How Pi Gazing Works
Each of our Pi Gazing observatories looks very much like a CCTV camera you might see in the street. The most obvious difference, though, is that ours point upwards at the sky.
Inside the box, some of the electronics is also similar to what you might see in a CCTV camera. At the front of the box, we have a Watec 902H2 Ultimate – a Japanese model of CCTV camera, which is designed to work in incredibly dark places.
These cameras are normally used to look at dark alleyways, but they're useful to us because they only need only look at the sky for a few seconds to detect stars hundreds of times fainter than the human eye can see.
Inside the box
What makes our observatories very different from CCTV cameras is the electronics that analyses the video signal.
We have a Raspberry Pi 4 Model B computer, which receives the pictures from the video camera and analyses them. It takes long-exposure still photographs every 30 seconds through the night, and also monitors the video feed to look for moving objects.

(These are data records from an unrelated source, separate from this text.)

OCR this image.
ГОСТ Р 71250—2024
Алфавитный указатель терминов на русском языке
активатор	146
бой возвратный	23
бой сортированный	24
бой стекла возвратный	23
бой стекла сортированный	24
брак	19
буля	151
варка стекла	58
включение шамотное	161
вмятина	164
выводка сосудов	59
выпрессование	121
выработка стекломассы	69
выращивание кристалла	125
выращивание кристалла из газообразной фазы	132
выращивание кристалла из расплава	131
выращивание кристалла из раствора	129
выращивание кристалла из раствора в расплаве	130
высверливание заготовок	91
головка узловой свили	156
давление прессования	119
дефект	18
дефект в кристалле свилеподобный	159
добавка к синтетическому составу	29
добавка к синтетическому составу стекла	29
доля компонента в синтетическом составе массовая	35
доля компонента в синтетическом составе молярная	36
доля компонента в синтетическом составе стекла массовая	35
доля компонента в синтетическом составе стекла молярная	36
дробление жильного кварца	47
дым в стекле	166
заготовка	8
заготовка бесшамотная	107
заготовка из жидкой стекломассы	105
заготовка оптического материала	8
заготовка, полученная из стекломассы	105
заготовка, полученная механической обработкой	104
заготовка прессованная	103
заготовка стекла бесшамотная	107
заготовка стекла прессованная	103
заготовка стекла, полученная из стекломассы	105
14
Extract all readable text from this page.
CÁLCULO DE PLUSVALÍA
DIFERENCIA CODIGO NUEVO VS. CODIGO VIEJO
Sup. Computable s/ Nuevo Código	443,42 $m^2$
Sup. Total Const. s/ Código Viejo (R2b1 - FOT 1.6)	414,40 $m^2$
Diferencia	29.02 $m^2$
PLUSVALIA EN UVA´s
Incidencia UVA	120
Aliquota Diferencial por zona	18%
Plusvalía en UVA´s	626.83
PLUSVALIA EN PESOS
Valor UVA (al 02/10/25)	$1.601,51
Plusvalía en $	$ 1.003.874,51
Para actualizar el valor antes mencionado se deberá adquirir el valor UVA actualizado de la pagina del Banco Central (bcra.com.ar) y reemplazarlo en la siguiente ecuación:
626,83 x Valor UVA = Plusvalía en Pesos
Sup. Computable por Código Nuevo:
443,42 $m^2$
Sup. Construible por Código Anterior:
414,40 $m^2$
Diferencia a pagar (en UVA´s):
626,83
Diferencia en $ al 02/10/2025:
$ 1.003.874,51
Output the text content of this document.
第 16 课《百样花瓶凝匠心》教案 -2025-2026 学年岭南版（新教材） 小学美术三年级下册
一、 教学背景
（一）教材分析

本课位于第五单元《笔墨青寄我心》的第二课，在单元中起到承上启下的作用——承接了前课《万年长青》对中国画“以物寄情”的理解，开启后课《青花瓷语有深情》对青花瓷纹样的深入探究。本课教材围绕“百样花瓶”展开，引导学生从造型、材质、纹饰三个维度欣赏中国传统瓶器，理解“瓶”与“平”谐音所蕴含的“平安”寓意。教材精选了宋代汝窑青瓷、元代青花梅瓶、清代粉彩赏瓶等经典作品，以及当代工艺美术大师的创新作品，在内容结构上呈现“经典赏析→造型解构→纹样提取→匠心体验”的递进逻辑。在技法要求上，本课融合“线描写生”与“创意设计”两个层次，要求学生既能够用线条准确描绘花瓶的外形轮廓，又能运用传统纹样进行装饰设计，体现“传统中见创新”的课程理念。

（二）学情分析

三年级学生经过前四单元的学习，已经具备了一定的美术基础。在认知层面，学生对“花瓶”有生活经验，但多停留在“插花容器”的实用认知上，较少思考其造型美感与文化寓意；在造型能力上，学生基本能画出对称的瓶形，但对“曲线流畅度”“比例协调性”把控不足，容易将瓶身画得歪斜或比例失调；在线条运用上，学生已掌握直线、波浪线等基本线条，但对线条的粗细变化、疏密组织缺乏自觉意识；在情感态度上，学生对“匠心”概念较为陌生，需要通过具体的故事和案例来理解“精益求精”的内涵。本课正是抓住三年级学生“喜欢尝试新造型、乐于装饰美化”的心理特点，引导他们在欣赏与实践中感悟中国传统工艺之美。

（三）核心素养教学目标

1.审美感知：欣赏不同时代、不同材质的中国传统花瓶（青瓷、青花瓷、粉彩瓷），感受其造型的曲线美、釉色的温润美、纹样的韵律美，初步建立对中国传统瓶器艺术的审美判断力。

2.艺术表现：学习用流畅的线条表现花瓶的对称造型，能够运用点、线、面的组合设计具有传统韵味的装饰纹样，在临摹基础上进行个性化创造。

The system is designed to be entirely autonomous. Once a camera has been set up, we can leave it for long periods without doing any maintenance. Each set up uses a GPS receiver record its exact location, and also to know exactly what the time is. It can calculate the time of local sunrise and sunset to know when it should begin observing each night.
The Pi Gazing network
Our cameras are spread across a number of locations in the east of England, and we hope to spread them over a wider area soon.
Having many cameras in different locations helps us for several reasons. On average, the weather in any particular location in the UK is only clear on one night in three. However, by having cameras in different places we have a higher chance of finding somewhere where it is clear.
Different locations are affected by light pollution to differing degrees. The view of the night sky from a city can be very different from the view in the countryside, where many fainter stars will be visible.
Eventually, we hope to use simultaneous detections of moving objects from different locations to triangulate their altitudes and speeds.
The Pi Gazing website
All of our cameras are programmed to automatically transmit all their observations to a central archive each day.
This usually happens around lunchtime, and the observations become accessible via this website shortly afterwards.
If you search our website very early in the morning, you may find that the previous night's images haven't appeared yet, but they should arrive soon!